Kitap: Dünyanın Sefaleti - 3. Kısım (Pierre Bourdieu vd.)

1. Kısım için şuraya;

2. Kısım için şuraya buyrun:

İKİNCİ BÖLÜM: Mekan Etkisi

223 - Bu gettolarda devlet de, onun polisi, okulu, sağlık kurumları, kuruluşları vb. de yoktur. (Mekan Etkisi, Pierre Bourdieu)

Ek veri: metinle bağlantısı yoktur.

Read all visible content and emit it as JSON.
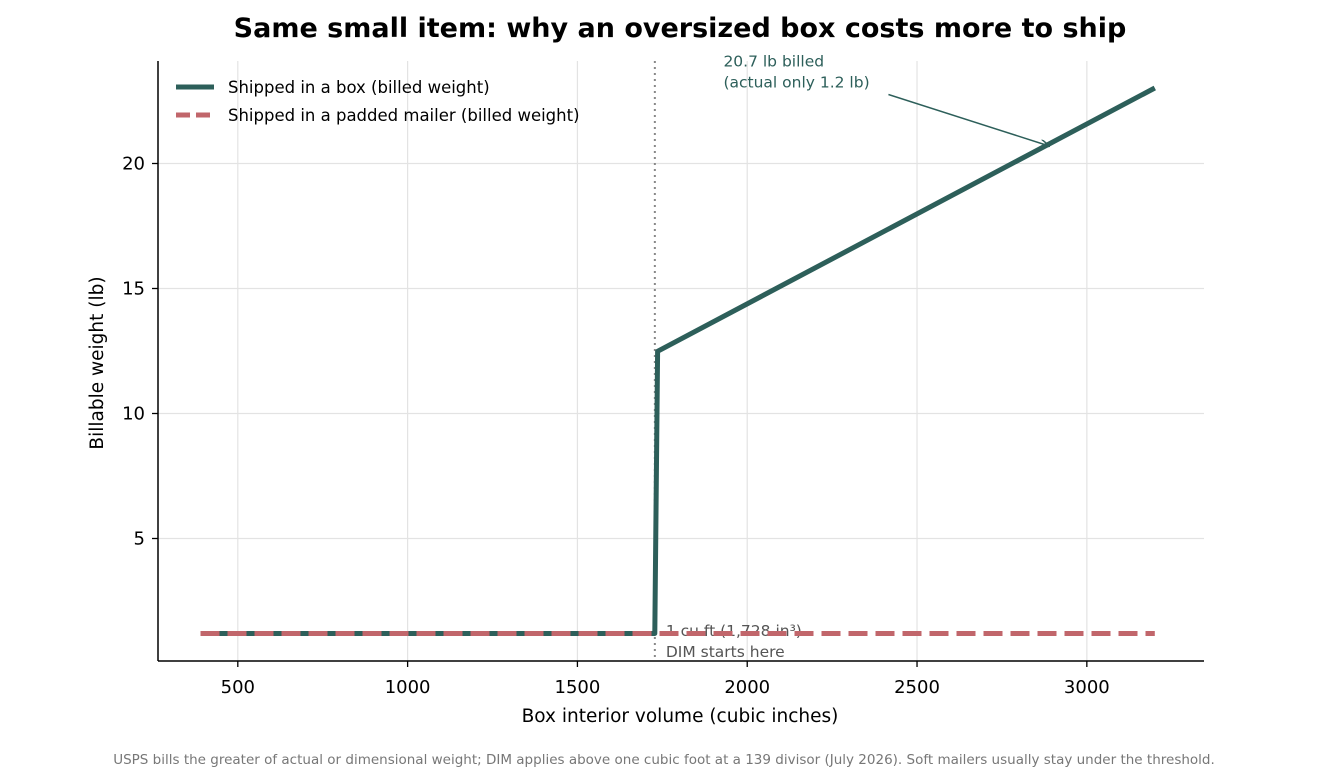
{
  "chart_data": {
    "type": "line",
    "title": "Same small item: why an oversized box costs more to ship",
    "xlabel": "Box interior volume (cubic inches)",
    "ylabel": "Billable weight (lb)",
    "xlim": [
      265,
      3345
    ],
    "ylim": [
      0.1,
      24.1
    ],
    "xticks": [
      500,
      1000,
      1500,
      2000,
      2500,
      3000
    ],
    "yticks": [
      5,
      10,
      15,
      20
    ],
    "grid": true,
    "legend_placement": "top-left",
    "series": [
      {
        "name": "Shipped in a box (billed weight)",
        "color": "#2d5f5a",
        "style": "solid",
        "x": [
          390,
          1728,
          1736,
          3200
        ],
        "y": [
          1.2,
          1.2,
          12.49,
          23.02
        ]
      },
      {
        "name": "Shipped in a padded mailer (billed weight)",
        "color": "#c1666b",
        "style": "dashed",
        "x": [
          390,
          3200
        ],
        "y": [
          1.2,
          1.2
        ]
      }
    ],
    "threshold": {
      "x": 1728,
      "label_line1": "1 cu ft (1,728 in³)",
      "label_line2": "DIM starts here"
    },
    "annotation": {
      "line1": "20.7 lb billed",
      "line2": "(actual only 1.2 lb)",
      "target_x": 2880,
      "target_y": 20.7,
      "text_x": 1930,
      "text_y": 23.2
    }
  },
  "footnote": "USPS bills the greater of actual or dimensional weight; DIM applies above one cubic foot at a 139 divisor (July 2026). Soft mailers usually stay under the threshold."
}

226 - ...Paris'in merkezindeki Faubourg Saint-Honore Caddesi'ndeki iç mimarlar, işçi sınıfı caddesi olan Faubourg Saint-Antoine Caddesi'ndeki "doğramacılar" ile bariz bir karşıtlık içindedirler. Aralarındaki farkı aristokratik isimlerinden bariz bir biçimde ayırt edebiliriz; ancak aynı zamanda, buralarda sunulan ürünlerinin özellikleri, mahiyeti, kalite ve fiyatları ile müşterilerinin toplumsal statüsü vb. de bu farkı ortaya koyar. Aynı mantıkla saç stilistlerini mahalle berberleriyle, çizmecileri ayakkabı tamircileriyle karşılaştırabiliriz. (Mekan Etkisi, Pierre Bourdieu)

227 - ...başkenti taşra ile (ve "taşralılık" ile) ilişkilendirmeden yeterince analiz etmek mümkün değildir. Taşralılık da sermayeden ve başkentten (tamamen göreceli anlamda) yoksun olmak demektir. (Mekan Etkisi, Pierre Bourdieu)

227 - ...bu fiiller (Paris' çıkmak, girmek, içermek, asimile olmak, aforoz etmek, benimsemek, dışlamak, ihraç etmek vs.) aslında, merkezi ve kıymet  verilen bir mekana ne kadar yakın ya da uzak olunduğunu niteler. (Mekan Etkisi, Pierre Bourdieu)

229 - ...sermayesi olmayanlar ise toplumsal olarak nadiren bulunabilen metalardan fiziki veya sembolik olarak uzak tutulurlar; en istenmeyen ve en az nadir görülen kişi ve metalarla birlikte yaşamaya zorlanırlar. Sermayesizlik, sınırlanmışlık hissini arttırır; kişiyi belirli bir mekana bağlar. (Mekan Etkisi, Pierre Bourdieu)

231 - Belirli yerlerde, özellikle de en kapalı ve "seçkin" olanlarında, sadece ekonomik ve kültürel sermaye sahibi olmak yetmez; sosyal sermaye de gereklidir. Sosyal sermaye ile sembolik sermaye, kişi ve eşyaların (şık muhitlerde veya lüks evlerde) uzun süre boyunca bir araya toplanmasının getirdiği kulüp etkisi ile üretilir. Bir araya gelen bu insan ve eşyalar, çoğunluktan farklıdırlar ve zaten onların ortak yönleri de sıradan olmamalarıdır. (Mekan Etkisi, Pierre Bourdieu)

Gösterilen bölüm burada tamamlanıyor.